So far we have been talking only about the `era_vm`. But you should know that the vm is only a small part of the zk stack. The zk stack is composed of many critical components. In this section, we are only going to be interested in one particular component: the **operators**, which can further be decomposed into the following units:

- **Operator/Sequencer**: the server that initializes the vm, injects the Bootloader bytecode, receives transactions and pushes them into the vm (Bootloader memory to be more specific) and start batches and seals them.
- **Bootloader**: a system contract that receives an array of transactions which are processed, validated, executed, and then, the final state is published in the l1.
- **era_vm**: the virtual machine where the Bootloader (and so all the transactions bytecode) gets executed.

These components interact continuously to process transactions. This document will provide an overview of the Bootloader, then explore the operator, its management of the Bootloader, and finally, the data publishing process to L1. All of this while primarily focusing on how these interactions impact the design of the `era_vm`.

## Bootloader

The Bootloader is a special system contract whose hash resides on L1, but its code isn't stored on either L1 or L2. Instead, it’s compiled from `.yul` to `era_vm` assembly using `zksolc` when the operator first initializes the VM (more on that below).

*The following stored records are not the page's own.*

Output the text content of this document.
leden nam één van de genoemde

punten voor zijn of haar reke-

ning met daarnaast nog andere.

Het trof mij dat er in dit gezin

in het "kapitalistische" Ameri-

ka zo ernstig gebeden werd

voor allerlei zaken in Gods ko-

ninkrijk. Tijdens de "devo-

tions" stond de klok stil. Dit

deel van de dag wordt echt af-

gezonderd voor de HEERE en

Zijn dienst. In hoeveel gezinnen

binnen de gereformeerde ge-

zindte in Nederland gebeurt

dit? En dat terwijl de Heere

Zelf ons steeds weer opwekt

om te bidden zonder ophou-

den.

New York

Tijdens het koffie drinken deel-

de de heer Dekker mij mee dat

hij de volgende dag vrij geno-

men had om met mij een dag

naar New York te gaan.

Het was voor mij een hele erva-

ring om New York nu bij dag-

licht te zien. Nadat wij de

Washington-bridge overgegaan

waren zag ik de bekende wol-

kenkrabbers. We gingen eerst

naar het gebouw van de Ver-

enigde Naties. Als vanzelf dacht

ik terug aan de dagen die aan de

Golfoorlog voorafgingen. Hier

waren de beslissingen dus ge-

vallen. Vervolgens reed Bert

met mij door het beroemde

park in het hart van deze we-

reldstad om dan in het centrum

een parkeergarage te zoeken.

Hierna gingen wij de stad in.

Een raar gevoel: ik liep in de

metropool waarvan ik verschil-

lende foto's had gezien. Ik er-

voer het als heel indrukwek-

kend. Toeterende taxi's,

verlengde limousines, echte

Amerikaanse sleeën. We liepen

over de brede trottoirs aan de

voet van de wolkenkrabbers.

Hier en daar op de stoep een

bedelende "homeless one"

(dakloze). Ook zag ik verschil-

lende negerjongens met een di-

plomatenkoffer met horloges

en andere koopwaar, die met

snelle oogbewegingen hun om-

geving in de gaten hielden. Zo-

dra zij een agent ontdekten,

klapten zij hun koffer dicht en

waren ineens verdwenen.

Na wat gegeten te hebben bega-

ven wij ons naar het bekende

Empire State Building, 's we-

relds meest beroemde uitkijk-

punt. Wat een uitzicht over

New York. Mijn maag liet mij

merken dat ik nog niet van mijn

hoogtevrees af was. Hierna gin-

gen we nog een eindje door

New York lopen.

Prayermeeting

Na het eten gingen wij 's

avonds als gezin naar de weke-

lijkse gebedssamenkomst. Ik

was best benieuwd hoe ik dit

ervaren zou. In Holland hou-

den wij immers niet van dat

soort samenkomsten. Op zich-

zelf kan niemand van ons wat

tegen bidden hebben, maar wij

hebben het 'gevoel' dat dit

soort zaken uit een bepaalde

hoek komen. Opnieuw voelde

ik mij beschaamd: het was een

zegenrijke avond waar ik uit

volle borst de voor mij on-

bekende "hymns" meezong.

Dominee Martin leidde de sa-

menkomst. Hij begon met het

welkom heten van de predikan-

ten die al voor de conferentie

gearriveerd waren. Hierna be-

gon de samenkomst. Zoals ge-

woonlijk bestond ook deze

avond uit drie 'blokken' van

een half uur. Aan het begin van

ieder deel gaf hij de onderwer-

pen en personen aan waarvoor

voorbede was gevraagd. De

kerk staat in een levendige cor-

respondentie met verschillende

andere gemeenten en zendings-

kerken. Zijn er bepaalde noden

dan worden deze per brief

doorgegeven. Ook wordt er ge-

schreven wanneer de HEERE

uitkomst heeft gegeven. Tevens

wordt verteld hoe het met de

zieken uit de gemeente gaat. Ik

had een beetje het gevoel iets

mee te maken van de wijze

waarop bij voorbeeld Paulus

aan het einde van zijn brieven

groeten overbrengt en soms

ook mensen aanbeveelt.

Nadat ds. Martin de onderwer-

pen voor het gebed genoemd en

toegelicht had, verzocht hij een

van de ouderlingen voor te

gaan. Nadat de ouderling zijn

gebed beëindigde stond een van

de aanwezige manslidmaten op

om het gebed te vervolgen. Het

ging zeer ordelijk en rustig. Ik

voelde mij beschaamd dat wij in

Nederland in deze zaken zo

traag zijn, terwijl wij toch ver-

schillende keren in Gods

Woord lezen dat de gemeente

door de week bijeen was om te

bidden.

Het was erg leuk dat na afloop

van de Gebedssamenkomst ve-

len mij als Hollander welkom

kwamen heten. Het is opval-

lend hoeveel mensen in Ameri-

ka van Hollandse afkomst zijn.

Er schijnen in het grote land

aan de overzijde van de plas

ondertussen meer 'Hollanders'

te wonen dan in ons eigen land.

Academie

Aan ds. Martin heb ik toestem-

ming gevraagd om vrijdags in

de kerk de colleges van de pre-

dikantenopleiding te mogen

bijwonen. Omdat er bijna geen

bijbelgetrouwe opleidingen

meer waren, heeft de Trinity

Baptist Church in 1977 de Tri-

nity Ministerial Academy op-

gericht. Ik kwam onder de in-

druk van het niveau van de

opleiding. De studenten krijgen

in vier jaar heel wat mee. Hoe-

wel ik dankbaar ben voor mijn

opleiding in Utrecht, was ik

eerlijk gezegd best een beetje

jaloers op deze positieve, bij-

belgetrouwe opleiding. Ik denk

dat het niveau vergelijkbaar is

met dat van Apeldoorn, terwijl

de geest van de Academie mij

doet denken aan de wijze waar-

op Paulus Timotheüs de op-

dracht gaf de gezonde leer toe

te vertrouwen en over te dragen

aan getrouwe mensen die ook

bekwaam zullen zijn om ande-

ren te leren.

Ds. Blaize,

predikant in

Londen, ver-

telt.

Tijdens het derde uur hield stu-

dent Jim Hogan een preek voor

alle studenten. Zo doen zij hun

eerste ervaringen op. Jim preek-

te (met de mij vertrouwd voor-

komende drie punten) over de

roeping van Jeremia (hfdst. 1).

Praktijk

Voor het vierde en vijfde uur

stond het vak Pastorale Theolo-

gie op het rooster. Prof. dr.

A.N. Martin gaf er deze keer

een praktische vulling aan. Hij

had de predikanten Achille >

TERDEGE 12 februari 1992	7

The Bootloader takes an array of transactions (a batch) and executes all of them in one run (unless specified not to, that is, if the execution mode of the vm is set to OneTx). This approach allows the transaction batch to be posted on the l1 as just a single one, making the processing on Ethereum cheaper, since gas can be distributed among all the transactions within the posted batch and and data publishing costs can be reduced by posting only state diffs.

At the most basic level, the Bootloader performs the following steps:

1. Reads the initial batch information and makes a call to the SystemContext contract to validate the batch.
2. Loops through all transactions and executes them until the `execute` flag is set to `0`, at that point, it jumps to step `3`.
3. Seals L2 block and publish final data to the l1.

The initial validation of the batch is necessary, since, as we'll see below, the Bootloader starts with its memory pre-filled with any data the operator wants. That is why it needs to validate its correctness.

Note that transaction processing in step 2 varies depending on the origin of the transaction. Transactions can either be pushed from L1 using the [requestL2Transaction](https://github.com/code-423n4/2023-10-zksync/blob/ef99273a8fdb19f5912ca38ba46d6bd02071363d/code/contracts/ethereum/contracts/zksync/facets/Mailbox.sol#L236) method or initiated from L2 by querying the operator API.

If the transaction originates from L1, the `from` address is assumed to be authorized, so certain steps typically performed during L2 processing are skipped. These include setting the `tx.origin`, `from`, and `ergs_price`, as these details are already provided by the transaction. However, if the transaction comes from L2, it is processed according to the account abstraction model.

For more details, you can read about L1 transactions processing [here](https://github.com/code-423n4/2023-10-zksync/blob/main/docs/Smart%20contract%20Section/Handling%20L1%E2%86%92L2%20ops%20on%20zkSync.md) and L2 transactions [here](https://docs.zksync.io/build/developer-reference/account-abstraction/design#transaction-flow).

For more details on the bootloader, you can see the [main loop](https://github.com/matter-labs/era-contracts/blob/main/system-contracts/bootloader/bootloader.yul#L3962-L3965) or the [full contract code](https://github.com/matter-labs/era-contracts/blob/main/system-contracts/bootloader/bootloader.yul).

## Operator/sequencer

Currently, the operator is a centralized server (there are plans to make a decentralized consensus for operators) which can be thought of as the entry point, its responsibilities are:

- Initializing the `era_vm` and keeping its state.
- Orchestrating the Bootloader and keeping its state.
- Keeping storage database and committing changes.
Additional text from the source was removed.